Easter is celebrated by friends and families around the world. But from place to place, there are many different traditions and dishes. Let's explore how a few countries celebrate, what food they serve, and explore some top tips for wine pairing.
If you’re interested in learning the basics of how food interacts with wine, the WSET Level 1 Award in Wines is perfect for you!
Roasted lamb is a popular choice at Easter for many French families. This is sometimes served with gratin dauphinois (a creamy-baked potato dish) or navarin d’agneau (lamb ragoût/stew).
These rich foods are often well suited to wines with plenty of flavour, tannins and acidity, to stand up to the fat and flavour of the dish. A Cabernet Sauvignon blend from Bordeaux or the South of France might work well for you. Or you could go for a Bandol from Provence - a powerful wine made mainly from the Mediterranean variety Mourvèdre.
For dessert, many people enjoy Mouna, an orange-flavoured brioche bun or loaf. While the dough can be made in different ways, the elements common to nearly all recipes are citrus fruit, orange blossom and aniseed.
To balance the sweetness in the Mouna, you’ll need a sweet wine. Muscat de Beaumes de Venise AOC is a sweet fortified wine from the Southern Rhône that often has similar orange blossom aromas. Alternatively, you could try a Sauternes from Bordeaux or a Jurançon Doux from the foothills of the Pyrenees.
The catholic country of Brazil commemorates the passing of Christ in the holy week of Semana Santa. From Good Friday, many abstain from meat until Easter Sunday.
In between, Brazilians enjoy sweet, sugary chocolates such as brigadeiro (hand-rolled chocolate balls). Another delicacy called paçoca is made from crushed nuts, flour, sugar and salt, baked into a hardened candy. This is a well-known treat enjoyed by many and handed out at festivals.
Brazil has been making wine for over 100 years and has more recently built a reputation for producing very good sparkling wines. A slightly sweet Brazilian sparkling wine made from the Moscato variety could make the perfect partner for sweet pastries. If you can’t find a Brazilian example, a Moscato d’Asti from Italy would offer a similar experience.
On Palm Sunday, bacalhau (salted cod) is often served as staple dish. Like other South American countries, Brazilians have a tradition of preserving meat and fish with salt. Easter bacalhau can be served in many ways across this enormous and diverse nation.
Salted cod can pair very well with high acid, aromatic whites – a Brazilian Riesling or Sauvignon Blanc for example. If you’re struggling to find Brazilian wines, you could seek out other wines made from these varieties. Or perhaps look to Portugal, where salted cod is often eaten alongside white wines made from the country’s many aromatic local grapes. An unoaked white from the Douro Valley or Vinho Verde could be a great option.
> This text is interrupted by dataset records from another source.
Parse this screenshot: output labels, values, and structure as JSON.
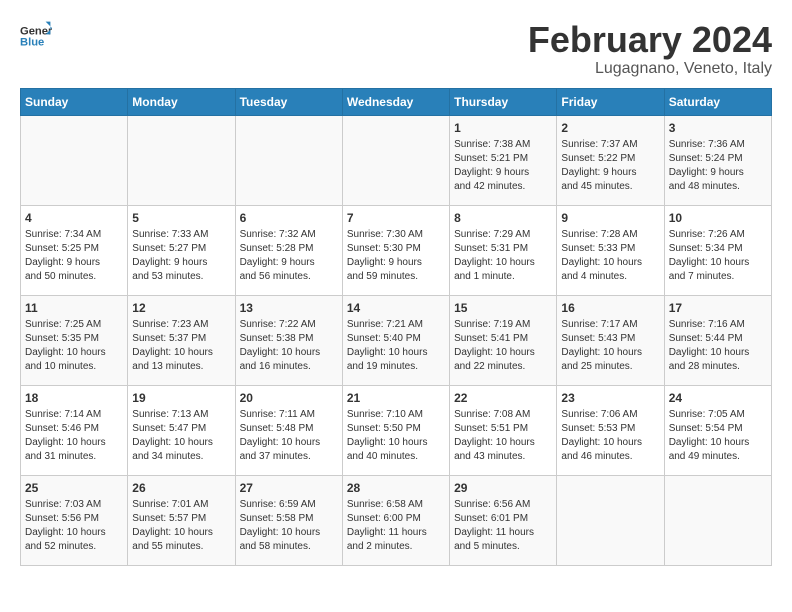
{
  "header": {
    "logo_general": "General",
    "logo_blue": "Blue",
    "title": "February 2024",
    "location": "Lugagnano, Veneto, Italy"
  },
  "weekdays": [
    "Sunday",
    "Monday",
    "Tuesday",
    "Wednesday",
    "Thursday",
    "Friday",
    "Saturday"
  ],
  "weeks": [
    [
      {
        "day": "",
        "info": ""
      },
      {
        "day": "",
        "info": ""
      },
      {
        "day": "",
        "info": ""
      },
      {
        "day": "",
        "info": ""
      },
      {
        "day": "1",
        "info": "Sunrise: 7:38 AM\nSunset: 5:21 PM\nDaylight: 9 hours\nand 42 minutes."
      },
      {
        "day": "2",
        "info": "Sunrise: 7:37 AM\nSunset: 5:22 PM\nDaylight: 9 hours\nand 45 minutes."
      },
      {
        "day": "3",
        "info": "Sunrise: 7:36 AM\nSunset: 5:24 PM\nDaylight: 9 hours\nand 48 minutes."
      }
    ],
    [
      {
        "day": "4",
        "info": "Sunrise: 7:34 AM\nSunset: 5:25 PM\nDaylight: 9 hours\nand 50 minutes."
      },
      {
        "day": "5",
        "info": "Sunrise: 7:33 AM\nSunset: 5:27 PM\nDaylight: 9 hours\nand 53 minutes."
      },
      {
        "day": "6",
        "info": "Sunrise: 7:32 AM\nSunset: 5:28 PM\nDaylight: 9 hours\nand 56 minutes."
      },
      {
        "day": "7",
        "info": "Sunrise: 7:30 AM\nSunset: 5:30 PM\nDaylight: 9 hours\nand 59 minutes."
      },
      {
        "day": "8",
        "info": "Sunrise: 7:29 AM\nSunset: 5:31 PM\nDaylight: 10 hours\nand 1 minute."
      },
      {
        "day": "9",
        "info": "Sunrise: 7:28 AM\nSunset: 5:33 PM\nDaylight: 10 hours\nand 4 minutes."
      },
      {
        "day": "10",
        "info": "Sunrise: 7:26 AM\nSunset: 5:34 PM\nDaylight: 10 hours\nand 7 minutes."
      }
    ],
    [
      {
        "day": "11",
        "info": "Sunrise: 7:25 AM\nSunset: 5:35 PM\nDaylight: 10 hours\nand 10 minutes."
      },
      {
        "day": "12",
        "info": "Sunrise: 7:23 AM\nSunset: 5:37 PM\nDaylight: 10 hours\nand 13 minutes."
      },
      {
        "day": "13",
        "info": "Sunrise: 7:22 AM\nSunset: 5:38 PM\nDaylight: 10 hours\nand 16 minutes."
      },
      {
        "day": "14",
        "info": "Sunrise: 7:21 AM\nSunset: 5:40 PM\nDaylight: 10 hours\nand 19 minutes."
      },
      {
        "day": "15",
        "info": "Sunrise: 7:19 AM\nSunset: 5:41 PM\nDaylight: 10 hours\nand 22 minutes."
      },
      {
        "day": "16",
        "info": "Sunrise: 7:17 AM\nSunset: 5:43 PM\nDaylight: 10 hours\nand 25 minutes."
      },
      {
        "day": "17",
        "info": "Sunrise: 7:16 AM\nSunset: 5:44 PM\nDaylight: 10 hours\nand 28 minutes."
      }
    ],
    [
      {
        "day": "18",
        "info": "Sunrise: 7:14 AM\nSunset: 5:46 PM\nDaylight: 10 hours\nand 31 minutes."
      },
      {
        "day": "19",
        "info": "Sunrise: 7:13 AM\nSunset: 5:47 PM\nDaylight: 10 hours\nand 34 minutes."
      },
      {
        "day": "20",
        "info": "Sunrise: 7:11 AM\nSunset: 5:48 PM\nDaylight: 10 hours\nand 37 minutes."
      },
      {
        "day": "21",
        "info": "Sunrise: 7:10 AM\nSunset: 5:50 PM\nDaylight: 10 hours\nand 40 minutes."
      },
      {
        "day": "22",
        "info": "Sunrise: 7:08 AM\nSunset: 5:51 PM\nDaylight: 10 hours\nand 43 minutes."
      },
      {
        "day": "23",
        "info": "Sunrise: 7:06 AM\nSunset: 5:53 PM\nDaylight: 10 hours\nand 46 minutes."
      },
      {
        "day": "24",
        "info": "Sunrise: 7:05 AM\nSunset: 5:54 PM\nDaylight: 10 hours\nand 49 minutes."
      }
    ],
    [
      {
        "day": "25",
        "info": "Sunrise: 7:03 AM\nSunset: 5:56 PM\nDaylight: 10 hours\nand 52 minutes."
      },
      {
        "day": "26",
        "info": "Sunrise: 7:01 AM\nSunset: 5:57 PM\nDaylight: 10 hours\nand 55 minutes."
      },
      {
        "day": "27",
        "info": "Sunrise: 6:59 AM\nSunset: 5:58 PM\nDaylight: 10 hours\nand 58 minutes."
      },
      {
        "day": "28",
        "info": "Sunrise: 6:58 AM\nSunset: 6:00 PM\nDaylight: 11 hours\nand 2 minutes."
      },
      {
        "day": "29",
        "info": "Sunrise: 6:56 AM\nSunset: 6:01 PM\nDaylight: 11 hours\nand 5 minutes."
      },
      {
        "day": "",
        "info": ""
      },
      {
        "day": "",
        "info": ""
      }
    ]
  ]
}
Australians tend to celebrate in much the same way as the UK and the US - with plenty of chocolate - but you may struggle to find the Easter bunny! In Australia, rabbits are renowned as pests for destroying crops. Back in the nineties, companies decided to start making chocolate bilbies (Australian bandicoot) instead of chocolate rabbits.
If you’re looking for something to sip with a chocolate bilby, you could do much worse than one of Australia’s many excellent sweet fortified wines. Muscats from Rutherglen in Victoria are probably the easiest to find outside of Australia and offer incredible flavours of dried fruit, honey and orange peel.
These are just a tiny few of the different food and wine combinations that will be enjoyed around the world this Easter. What will be on your table?